Now the resort boasts the largest hotel in Tuolumne and Calaveras counties, with 148 rooms and 16 suites. The new, five-story building also holds about 6,000 square-feet of space in multiple rooms for meetings, conferences and other public events. An outdoor pool is planned, as well.
During the grand opening ceremony, Patel chronicled the tribe's journey since the casino's first opening in 2001, when they had 160 employees and a warehouse building that has since been replaced with a parking garage. In January 2005, the casino that exists today opened followed by the lower floor for family activities. The Seven Sisters restaurant opened later that year, with the casino expanding in 2009.
Even after seeing delays and cutbacks from the recession, Patel said they now employ about 1,000 people and have "a major effect" on the local economy.

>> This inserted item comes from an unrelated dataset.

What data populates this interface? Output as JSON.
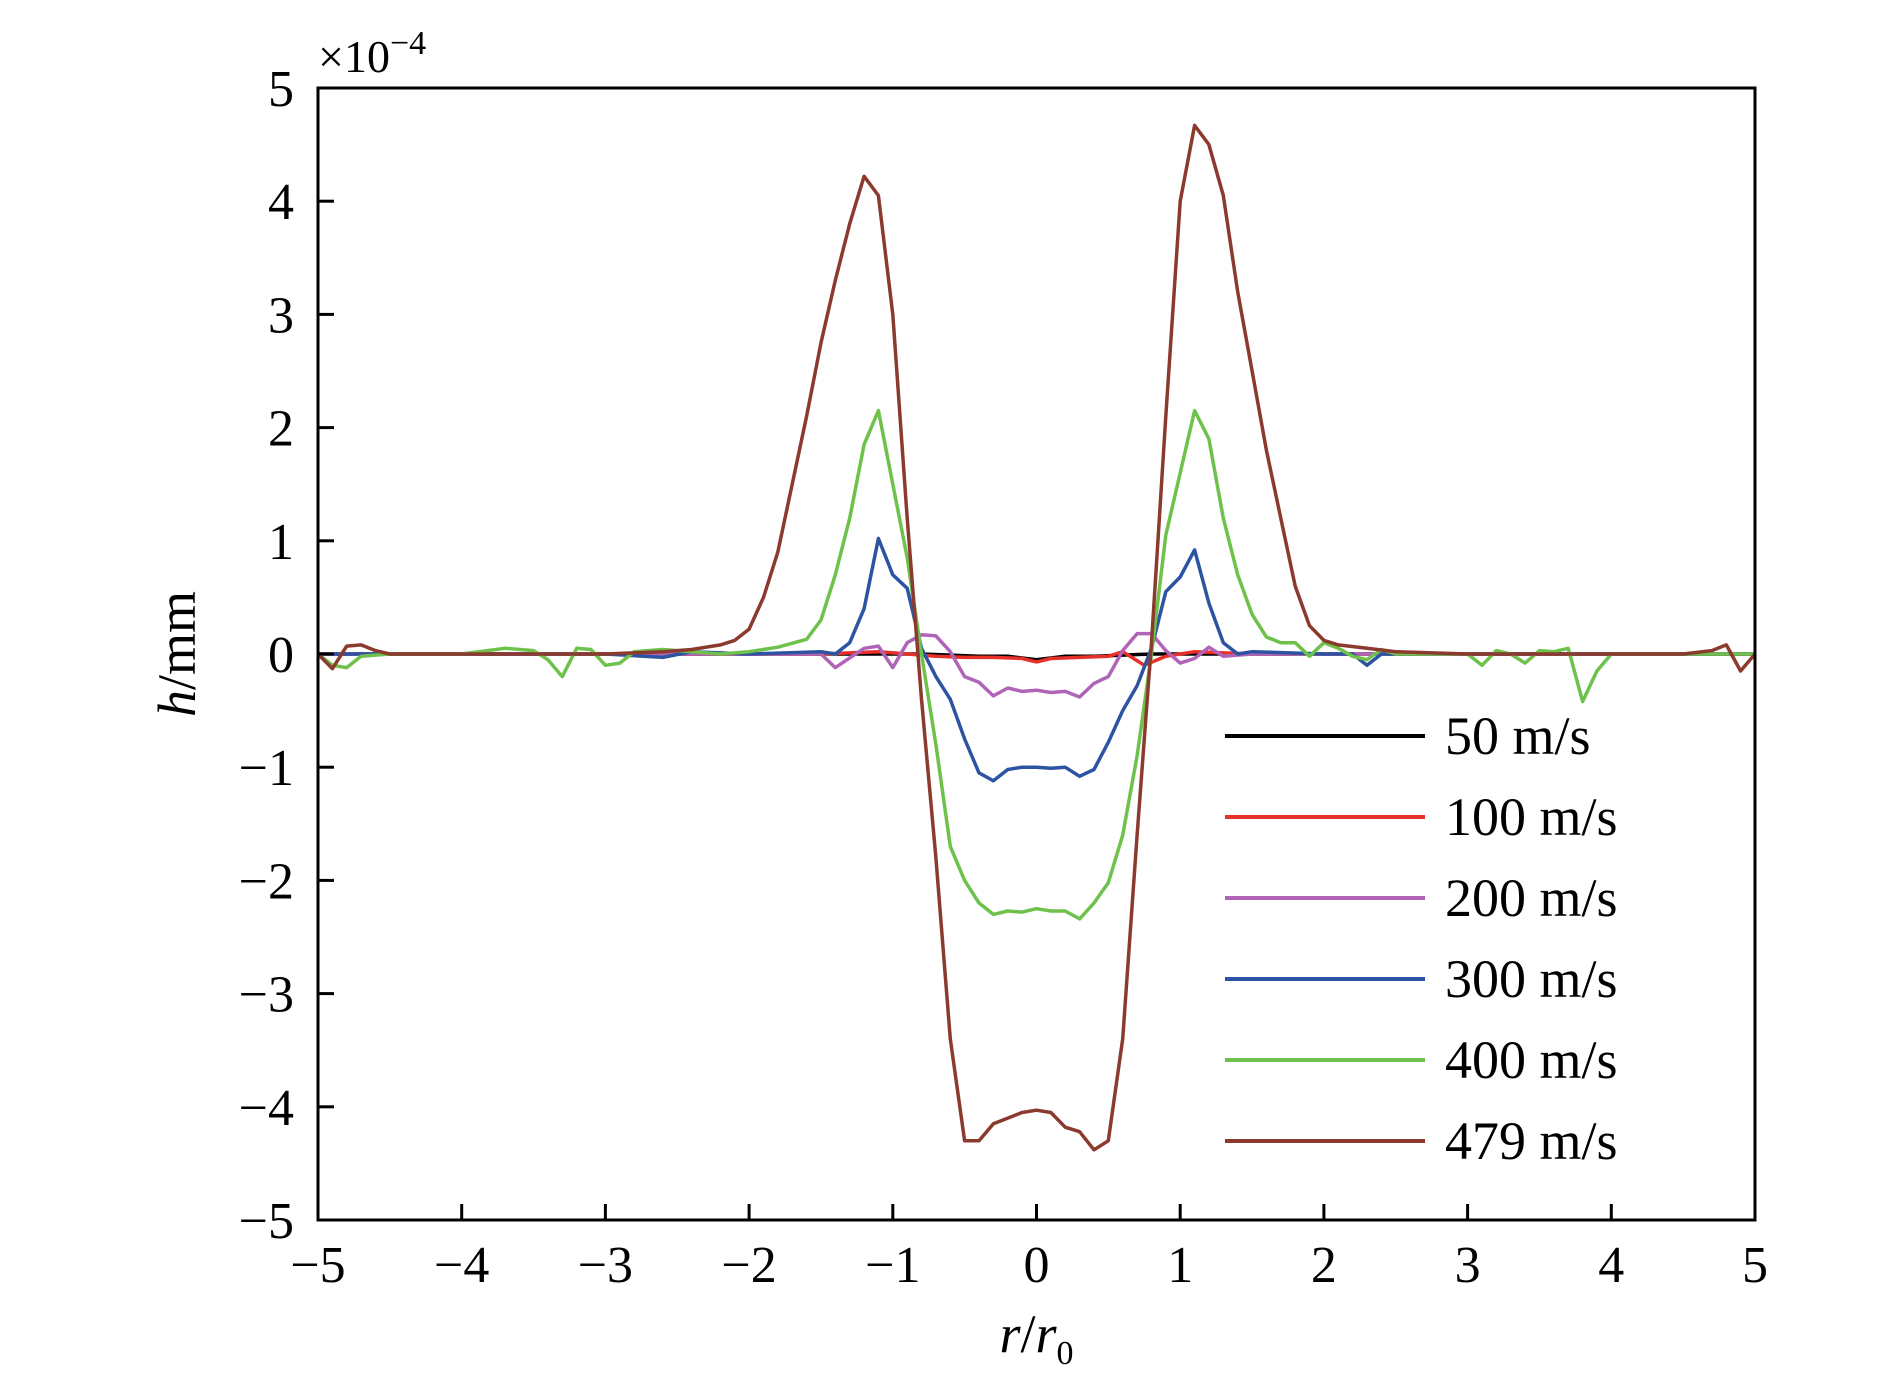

Multiple tribal, local and state officials spoke at the ceremony, which was opened with a ceremonial blessing and followed by a reception for invitees. Construction crews have been working for months on the hotel site, and the hotel saw a limited opening in April when some rooms were available. Tribal officials have also said expansion options are available in the future for the hotel.
Tribal Chair Kevin Day said he doesn't think American Indian tribes were expected to do as well as they did when legislation was first passed to allow tribal gaming operations.
"If you do things right, you work with your community, you can't fail," Day said.
Today the property also includes a 1,000-space parking garage, and construction was completed about a year ago on a gas station and mini-mart with the intention of serving motorists and hotel guests. The 164,000-square-foot casino has 1,200 slot machines, 24 table games, a poker room, four restaurants, a stage for live entertainment, a bowling center and an arcade.